A new aspect of the human body disengages an ecosystem, established by a symbiotic relationship between the host and the gut microbiota. This interaction accounts for maintaining homeostasis in the host and provides a nutrient-rich setting for the microbiota. The gut microbiome’s aberrant microbial composition and metabolic activity have been implicated as risk factors or the consequences of several diseases in humans, such as inflammatory bowel disease (IBD) and colorectal cancer. Therefore, precision modification of the gut microbiota is a potential approach for maintaining human health and disease prevention and treatment. There has been a growing interest in identifying the impact of vitamin D deficiency on carcinogenesis in cancer research. Vitamin D exerts its biological functions by binding to the nuclear receptor, vitamin D receptor (VDR).
The results confirm that dysbiosis in mice with VDR deletion in intestinal epithelial cells promotes tumorigenesis through stimulating anti-inflammatory JAK/STAT3 signaling. It has been reported that alterations in the metabolism, distribution, or composition of the gut microbiota may produce an environment in the colon that promotes cancer, dysplasia, and inflammation.

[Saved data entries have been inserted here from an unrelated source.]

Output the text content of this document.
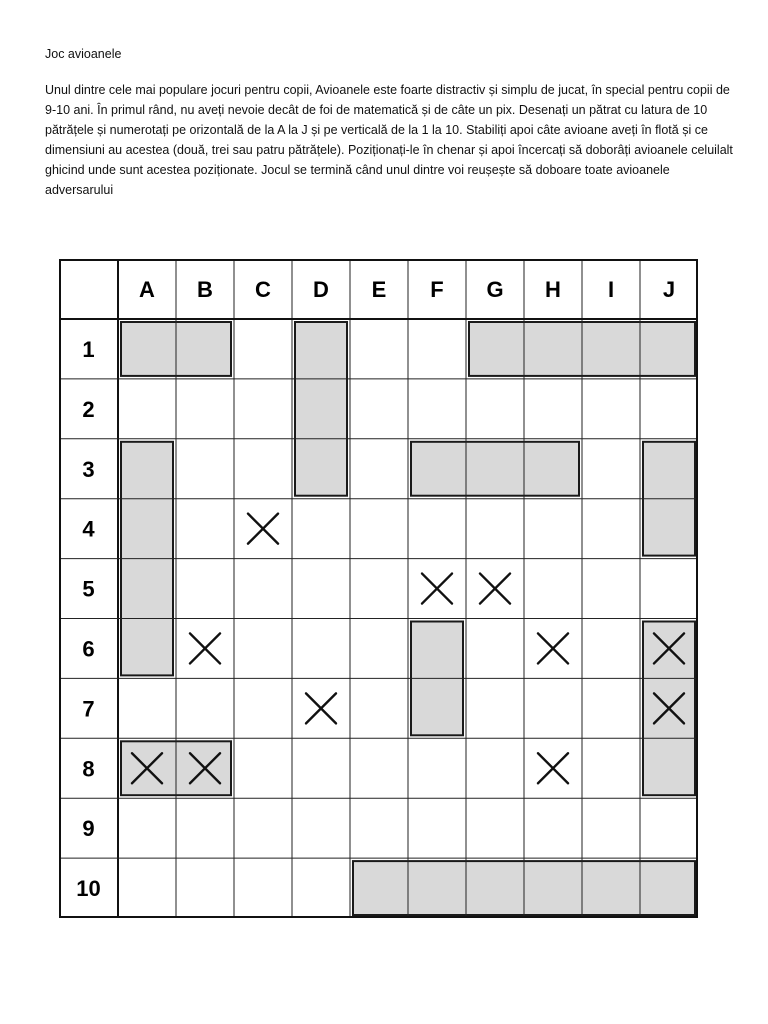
Joc avioanele
Unul dintre cele mai populare jocuri pentru copii, Avioanele este foarte distractiv și simplu de jucat, în special pentru copii de 9-10 ani. În primul rând, nu aveți nevoie decât de foi de matematică și de câte un pix. Desenați un pătrat cu latura de 10 pătrățele și numerotați pe orizontală de la A la J și pe verticală de la 1 la 10. Stabiliți apoi câte avioane aveți în flotă și ce dimensiuni au acestea (două, trei sau patru pătrățele). Poziționați-le în chenar și apoi încercați să doborâți avioanele celuilalt ghicind unde sunt acestea poziționate. Jocul se termină când unul dintre voi reușește să doboare toate avioanele adversarului
A B C D E F G H I J
1
2
3
4
5
6
7
8
9
10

In conclusion, patients with IBD are at increased risk of colorectal cancer. The JAK/STAT inhibitors could be combined with VDR activators for preventing the development of colitis-associated colorectal cancer and treating chronic inflammation. Therefore, mechanistic understanding of the symbiotic relationship between the gut microbiota and the host could lay a foundation for investigating the pathogenesis of diseases related to dysbiosis and manipulating the gut microbiota as an approach to disease prevention and treatment.